En fait, aucun critère ne guide les achats des livres d'une bibliothèque scolaire. Comme le souligne un commentaire à propos d'une ancienne technicienne qu'elle avait été appelée à remplacer: «Elle avait dépensé son budget dans les Coups de coeur de Renaud-Bray. Ce qui n'est pas une mauvaise idée en soi, mais j'aurais préféré un peu plus de... jugement?»

Quand vient le temps d'acheter des livres, on peut bien sûr faire appel à l'avis des enseignants ou à une libraire spécialisée. Mais laissez-moi vous raconter l'anecdote suivante. une source plus que sûre m'a rapporté qu'directeur achetait continuellement des livres avant les vacances de Noêl et de l'été. Il s'agissait de romans policiers et d'ouvrages destinés tout d'abord à son usage personnel et à celui de ses proches. Charité bien ordonnée...

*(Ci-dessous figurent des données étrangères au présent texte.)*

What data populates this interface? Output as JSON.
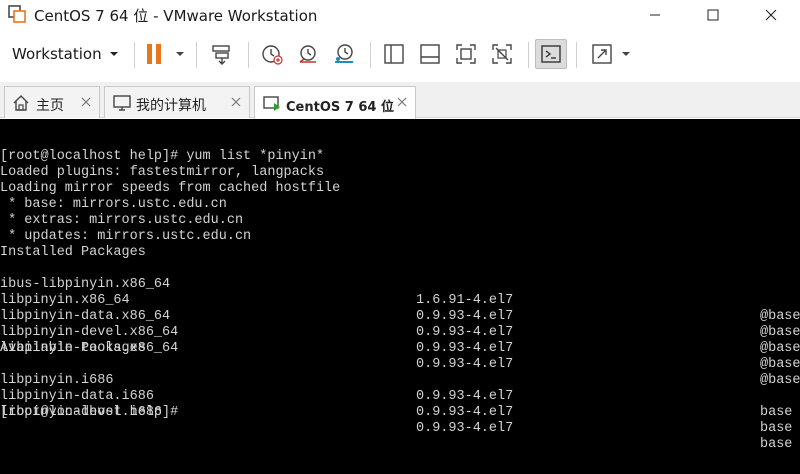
{
  "window": {
    "title": "CentOS 7 64 位 - VMware Workstation",
    "controls": [
      "minimize-icon",
      "maximize-icon",
      "close-icon"
    ]
  },
  "toolbar": {
    "menu_label": "Workstation",
    "icons": [
      "pause-icon",
      "dropdown-arrow-icon",
      "send-ctrl-alt-del-icon",
      "snapshot-icon",
      "revert-snapshot-icon",
      "snapshot-manager-icon",
      "library-view-icon",
      "thumbnail-view-icon",
      "fit-guest-icon",
      "unity-icon",
      "console-view-icon",
      "fullscreen-icon",
      "dropdown-arrow-icon"
    ],
    "accent_color": "#e8761e"
  },
  "tabs": [
    {
      "label": "主页",
      "icon": "home-icon",
      "active": false
    },
    {
      "label": "我的计算机",
      "icon": "computer-icon",
      "active": false
    },
    {
      "label": "CentOS 7 64 位",
      "icon": "vm-running-icon",
      "active": true
    }
  ],
  "console": {
    "lines": [
      {
        "text": "[root@localhost help]# yum list *pinyin*"
      },
      {
        "text": "Loaded plugins: fastestmirror, langpacks"
      },
      {
        "text": "Loading mirror speeds from cached hostfile"
      },
      {
        "text": " * base: mirrors.ustc.edu.cn"
      },
      {
        "text": " * extras: mirrors.ustc.edu.cn"
      },
      {
        "text": " * updates: mirrors.ustc.edu.cn"
      },
      {
        "text": "Installed Packages"
      },
      {
        "name": "ibus-libpinyin.x86_64",
        "version": "1.6.91-4.el7",
        "repo": "@base"
      },
      {
        "name": "libpinyin.x86_64",
        "version": "0.9.93-4.el7",
        "repo": "@base"
      },
      {
        "name": "libpinyin-data.x86_64",
        "version": "0.9.93-4.el7",
        "repo": "@base"
      },
      {
        "name": "libpinyin-devel.x86_64",
        "version": "0.9.93-4.el7",
        "repo": "@base"
      },
      {
        "name": "libpinyin-tools.x86_64",
        "version": "0.9.93-4.el7",
        "repo": "@base"
      },
      {
        "text": "Available Packages"
      },
      {
        "name": "libpinyin.i686",
        "version": "0.9.93-4.el7",
        "repo": "base"
      },
      {
        "name": "libpinyin-data.i686",
        "version": "0.9.93-4.el7",
        "repo": "base"
      },
      {
        "name": "libpinyin-devel.i686",
        "version": "0.9.93-4.el7",
        "repo": "base"
      },
      {
        "text": "[root@localhost help]#"
      }
    ]
  }
}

Enfin, un dernier point quant aux achats: de nombreuses bibliothèques achètent encore des ouvrages de référence inutilement. Bien des informations qu'ils renferment sont effectivement disponibles sur Internet. Elles devraient plutôt privilégier les oeuvres littéraires et les livresdont le contenu ne se trouve pas sur le Net. Il faut aussi savoir que certains budgets reliés à la réforme permettent l'achat d'atlas et de manuels de références. Afin de ne pas perdre ces argents, on les dépenserait donc parfois uniquement pour ne pas les perdre.

En conclusion, après toutes ces informations, je vous indique qu'après six mois, je viens enfin de mettre la main - par hasard - sur un meuble qui me permettra d'aller de l'avant avec mon projet de bibliothèque de classe. Six mois et par hasard pour un projet dont je fournis les livres... Gagez qu'on y retrouvera toutes les oeuvres de Patrick Senécal!

7 commentaires:

Hortensia a dit…

S'agit-il du meuble dont tu parlais l'autre jour et que je t'avais suggéré de rapatrier dans ta classe en douce? :-)

Gooba a dit…

À notre école primaire, c'est un comité d'enseignants qui gèrent la bibliothèque scolaire. On fait affaire avec le CRSPB (Réseau BIBLIO du Québec). Ils fournissent prêts de livres longue durée et système informatique. Des parents bénévoles gèrent les prêts. Ce n'est pas la mer à boire, mais notre biblio est toute jeune. Elle s'emmieute d'année en année. On va y arriver...

Lia a dit…

Bonjour Prof masqué,

(pardon pour le long message, je suis en relâche, j'ai le temps!)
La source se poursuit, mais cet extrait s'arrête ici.